The Mudcat Café TM
Thread #146905   Message #3516611
Posted By: Don Firth
18-May-13 - 10:33 PM
Thread Name: Opera
Subject: RE: Opera
There are some operas that wouldn't be damaged too much by update, but why bother?

La Traviata is set in nineteenth century Paris among the fairly well-to-do. There's a bit of "bed-hopping," in that some of the women—including Violetta, the protagonist—get by by being the mistresses of wealthy men. But at a party, she meets a young man new to Paris, just in from Provence in southern France. They hit it off and all goes well until Alfredo's (the young man's) father steps in and puts the kibosh on the affair. The two are really in love, and finally Alfredo convinces his father that he loves Violetta and she loves him. They return to Paris and find Violetta, attended only by her faithful maid, Annina, living in squalor and Violetta is dying of "consumption." In the final scene, the two are reconciled, Alfredo's father is duly sorry for what he's done, and Violetta dies in Alfredo's arms.

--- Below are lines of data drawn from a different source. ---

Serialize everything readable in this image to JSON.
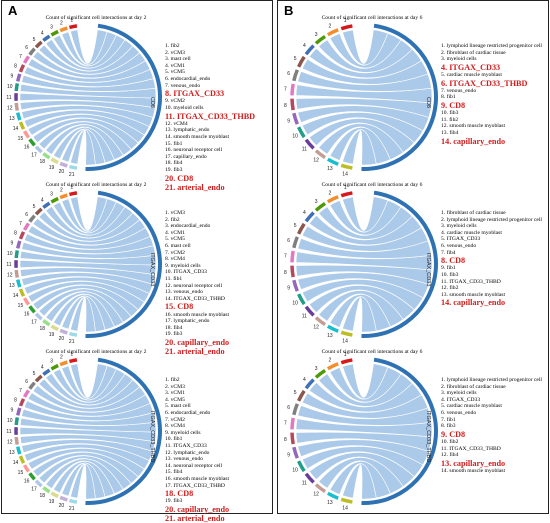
{
  "panels": [
    {
      "label": "A",
      "diagrams": [
        {
          "title": "Count of significant cell interactions at day 2",
          "source": "CD8",
          "n": 21,
          "items": [
            "fib2",
            "vCM3",
            "mast cell",
            "vCM1",
            "vCM5",
            "endocardial_endo",
            "venous_endo",
            "ITGAX_CD33",
            "vCM2",
            "myeloid cells",
            "ITGAX_CD33_THBD",
            "vCM4",
            "lymphatic_endo",
            "smooth muscle myoblast",
            "fib1",
            "neuronal receptor cell",
            "capillary_endo",
            "fib4",
            "fib3",
            "CD8",
            "arterial_endo"
          ],
          "highlight": [
            8,
            11,
            20,
            21
          ]
        },
        {
          "title": "Count of significant cell interactions at day 2",
          "source": "ITGAX_CD33",
          "n": 21,
          "items": [
            "vCM3",
            "fib2",
            "endocardial_endo",
            "vCM1",
            "vCM5",
            "mast cell",
            "vCM2",
            "vCM4",
            "myeloid cells",
            "ITGAX_CD33",
            "fib1",
            "neuronal receptor cell",
            "venous_endo",
            "ITGAX_CD33_THBD",
            "CD8",
            "smooth muscle myoblast",
            "lymphatic_endo",
            "fib4",
            "fib3",
            "capillary_endo",
            "arterial_endo"
          ],
          "highlight": [
            15,
            20,
            21
          ]
        },
        {
          "title": "Count of significant cell interactions at day 2",
          "source": "ITGAX_CD33_THBD",
          "n": 21,
          "items": [
            "fib2",
            "vCM3",
            "vCM1",
            "vCM5",
            "mast cell",
            "endocardial_endo",
            "vCM2",
            "vCM4",
            "myeloid cells",
            "fib1",
            "ITGAX_CD33",
            "lymphatic_endo",
            "venous_endo",
            "neuronal receptor cell",
            "fib4",
            "smooth muscle myoblast",
            "ITGAX_CD33_THBD",
            "CD8",
            "fib3",
            "capillary_endo",
            "arterial_endo"
          ],
          "highlight": [
            18,
            20,
            21
          ]
        }
      ]
    },
    {
      "label": "B",
      "diagrams": [
        {
          "title": "Count of significant cell interactions at day 6",
          "source": "CD8",
          "n": 14,
          "items": [
            "lymphoid lineage restricted progenitor cell",
            "fibroblast of cardiac tissue",
            "myeloid cells",
            "ITGAX_CD33",
            "cardiac muscle myoblast",
            "ITGAX_CD33_THBD",
            "venous_endo",
            "fib1",
            "CD8",
            "fib3",
            "fib2",
            "smooth muscle myoblast",
            "fib4",
            "capillary_endo"
          ],
          "highlight": [
            4,
            6,
            9,
            14
          ]
        },
        {
          "title": "Count of significant cell interactions at day 6",
          "source": "ITGAX_CD33",
          "n": 14,
          "items": [
            "fibroblast of cardiac tissue",
            "lymphoid lineage restricted progenitor cell",
            "myeloid cells",
            "cardiac muscle myoblast",
            "ITGAX_CD33",
            "venous_endo",
            "fib4",
            "CD8",
            "fib1",
            "fib3",
            "ITGAX_CD33_THBD",
            "fib2",
            "smooth muscle myoblast",
            "capillary_endo"
          ],
          "highlight": [
            8,
            14
          ]
        },
        {
          "title": "Count of significant cell interactions at day 6",
          "source": "ITGAX_CD33_THBD",
          "n": 14,
          "items": [
            "lymphoid lineage restricted progenitor cell",
            "fibroblast of cardiac tissue",
            "myeloid cells",
            "ITGAX_CD33",
            "cardiac muscle myoblast",
            "venous_endo",
            "fib1",
            "fib3",
            "CD8",
            "fib2",
            "ITGAX_CD33_THBD",
            "fib4",
            "capillary_endo",
            "smooth muscle myoblast"
          ],
          "highlight": [
            9,
            13
          ]
        }
      ]
    }
  ],
  "colors": {
    "source_arc": "#2f72b3",
    "chord_fill": "#a7c6e8",
    "chord_stroke": "#ffffff",
    "highlight_text": "#d01c1c",
    "segments": [
      "#d7191c",
      "#f28e2b",
      "#4e9a06",
      "#3f6fb5",
      "#8c564b",
      "#7f7f7f",
      "#e377c2",
      "#b5485c",
      "#9467bd",
      "#1f9e89",
      "#6a3d9a",
      "#c49c94",
      "#17becf",
      "#bcbd22",
      "#ff9896",
      "#2ca02c",
      "#aec7e8",
      "#98df8a",
      "#dbdb8d",
      "#c5b0d5",
      "#9edae5"
    ]
  }
}
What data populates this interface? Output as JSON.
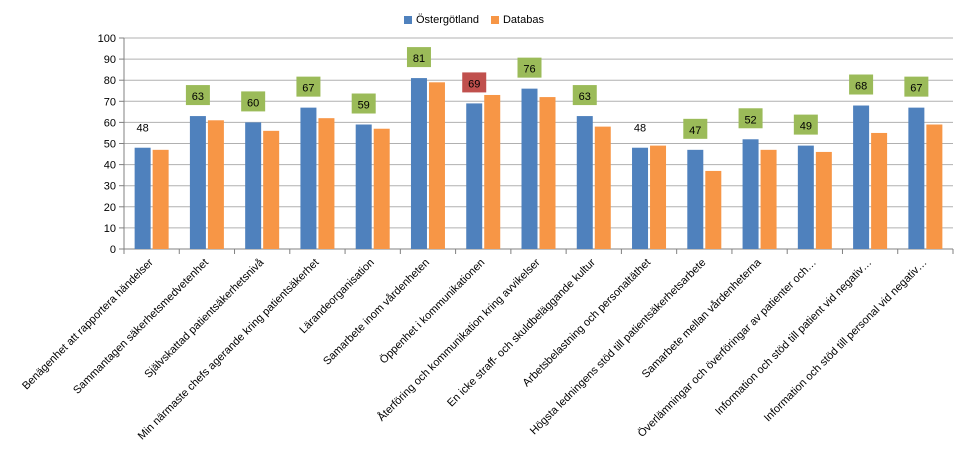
{
  "chart_data": {
    "type": "bar",
    "categories": [
      "Benägenhet att rapportera händelser",
      "Sammantagen säkerhetsmedvetenhet",
      "Självskattad patientsäkerhetsnivå",
      "Min närmaste chefs agerande kring patientsäkerhet",
      "Lärandeorganisation",
      "Samarbete inom vårdenheten",
      "Öppenhet i kommunikationen",
      "Återföring och kommunikation kring avvikelser",
      "En icke straff- och skuldbeläggande kultur",
      "Arbetsbelastning och personaltäthet",
      "Högsta ledningens stöd till patientsäkerhetsarbete",
      "Samarbete mellan vårdenheterna",
      "Överlämningar och överföringar av patienter och…",
      "Information och stöd till patient vid negativ…",
      "Information och stöd till personal vid negativ…"
    ],
    "series": [
      {
        "name": "Östergötland",
        "color": "#4f81bd",
        "values": [
          48,
          63,
          60,
          67,
          59,
          81,
          69,
          76,
          63,
          48,
          47,
          52,
          49,
          68,
          67
        ]
      },
      {
        "name": "Databas",
        "color": "#f79646",
        "values": [
          47,
          61,
          56,
          62,
          57,
          79,
          73,
          72,
          58,
          49,
          37,
          47,
          46,
          55,
          59
        ]
      }
    ],
    "data_labels": [
      "48",
      "63",
      "60",
      "67",
      "59",
      "81",
      "69",
      "76",
      "63",
      "48",
      "47",
      "52",
      "49",
      "68",
      "67"
    ],
    "label_highlight": [
      "none",
      "green",
      "green",
      "green",
      "green",
      "green",
      "red",
      "green",
      "green",
      "none",
      "green",
      "green",
      "green",
      "green",
      "green"
    ],
    "highlight_colors": {
      "green": "#9bbb59",
      "red": "#c0504d"
    },
    "yticks": [
      "0",
      "10",
      "20",
      "30",
      "40",
      "50",
      "60",
      "70",
      "80",
      "90",
      "100"
    ],
    "ylim": [
      0,
      100
    ],
    "grid": true,
    "legend_position": "top",
    "title": "",
    "xlabel": "",
    "ylabel": ""
  }
}
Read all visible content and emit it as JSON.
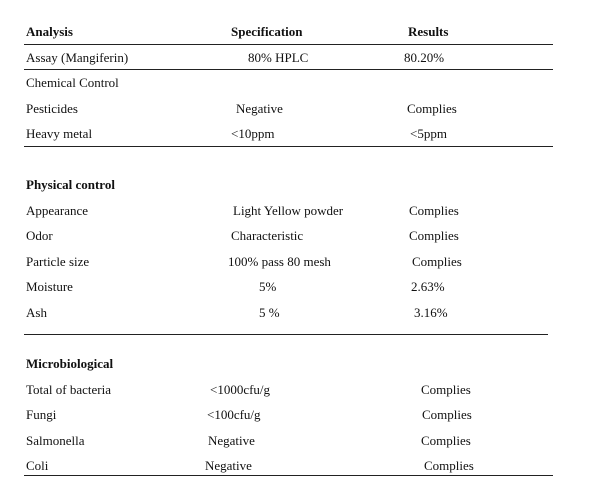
{
  "header": {
    "analysis": "Analysis",
    "specification": "Specification",
    "results": "Results"
  },
  "assay": {
    "name": "Assay (Mangiferin)",
    "spec": "80% HPLC",
    "result": "80.20%"
  },
  "chemical": {
    "title": "Chemical Control",
    "rows": [
      {
        "name": "Pesticides",
        "spec": "Negative",
        "result": "Complies"
      },
      {
        "name": "Heavy metal",
        "spec": "<10ppm",
        "result": "<5ppm"
      }
    ]
  },
  "physical": {
    "title": "Physical control",
    "rows": [
      {
        "name": "Appearance",
        "spec": "Light Yellow powder",
        "result": "Complies"
      },
      {
        "name": "Odor",
        "spec": "Characteristic",
        "result": "Complies"
      },
      {
        "name": "Particle size",
        "spec": "100% pass 80 mesh",
        "result": "Complies"
      },
      {
        "name": "Moisture",
        "spec": "5%",
        "result": "2.63%"
      },
      {
        "name": "Ash",
        "spec": "5 %",
        "result": "3.16%"
      }
    ]
  },
  "micro": {
    "title": "Microbiological",
    "rows": [
      {
        "name": "Total of bacteria",
        "spec": "<1000cfu/g",
        "result": "Complies"
      },
      {
        "name": "Fungi",
        "spec": "<100cfu/g",
        "result": "Complies"
      },
      {
        "name": "Salmonella",
        "spec": "Negative",
        "result": "Complies"
      },
      {
        "name": "Coli",
        "spec": "Negative",
        "result": "Complies"
      }
    ]
  }
}
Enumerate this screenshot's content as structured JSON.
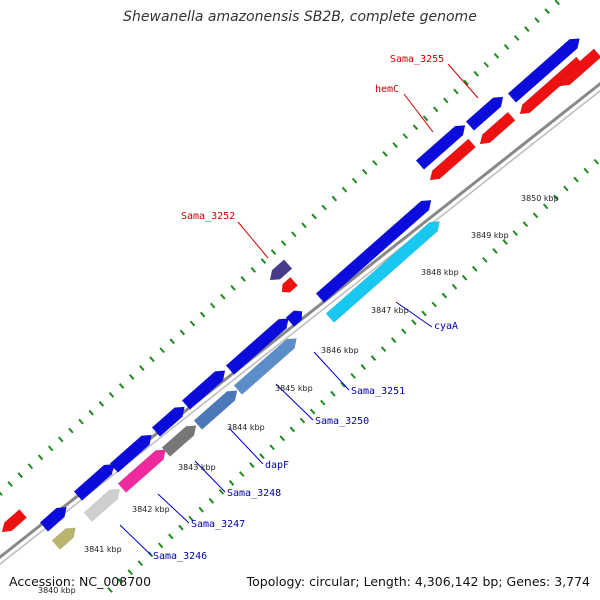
{
  "title": "Shewanella amazonensis SB2B, complete genome",
  "footer": {
    "accession": "Accession: NC_008700",
    "summary": "Topology: circular; Length: 4,306,142 bp; Genes: 3,774"
  },
  "colors": {
    "backbone": "#888888",
    "tick_marks": "#1f8a1f",
    "cds_forward": "#0b0bdc",
    "cds_reverse": "#ee1111",
    "label_forward": "#0000aa",
    "label_reverse": "#cc0000",
    "connector_forward": "#0000cc",
    "connector_reverse": "#cc0000"
  },
  "scale_labels": [
    "3840 kbp",
    "3841 kbp",
    "3842 kbp",
    "3843 kbp",
    "3844 kbp",
    "3845 kbp",
    "3846 kbp",
    "3847 kbp",
    "3848 kbp",
    "3849 kbp",
    "3850 kbp"
  ],
  "gene_labels": [
    {
      "id": "sama3255",
      "text": "Sama_3255",
      "strand": "reverse"
    },
    {
      "id": "hemc",
      "text": "hemC",
      "strand": "reverse"
    },
    {
      "id": "sama3252",
      "text": "Sama_3252",
      "strand": "reverse"
    },
    {
      "id": "cyaa",
      "text": "cyaA",
      "strand": "forward"
    },
    {
      "id": "sama3251",
      "text": "Sama_3251",
      "strand": "forward"
    },
    {
      "id": "sama3250",
      "text": "Sama_3250",
      "strand": "forward"
    },
    {
      "id": "dapf",
      "text": "dapF",
      "strand": "forward"
    },
    {
      "id": "sama3248",
      "text": "Sama_3248",
      "strand": "forward"
    },
    {
      "id": "sama3247",
      "text": "Sama_3247",
      "strand": "forward"
    },
    {
      "id": "sama3246",
      "text": "Sama_3246",
      "strand": "forward"
    }
  ]
}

The main changes in staging would be in matters of dress, and there really isn't a heck of a lot of difference between the formal wear the men and women were wearing at the depicted parties and formal wear today.

So—why mess with it?

Another is La Boheme. A bunch of "Bohemians" (would-be artists, poets, playwrights, philosophers, and musicians living in garrets) and their various affairs, notably Rodolfo, the poet and Mimi, the girl who lives upstairs and makes artificial flowers, and Marcello, an artist, and the headstrong Musetta. Once again, Mimi dies of "consumption" in the final act.

Set it in modern times and you have a bunch of hippies living in San Francisco or Greenwich Village, and nothing much changes.

[If fact, the musical "Rent" is a re-write (music and all—it's a "rock opera") of La Boheme, set in New York's Lower East Side. Same story, except that instead of consumption (tuberculosis), the modern Mimi, an exotic dancer, is infected with HIV.]

But again, why bother?

Oh! That's right. The director is hell-bent on "being creative."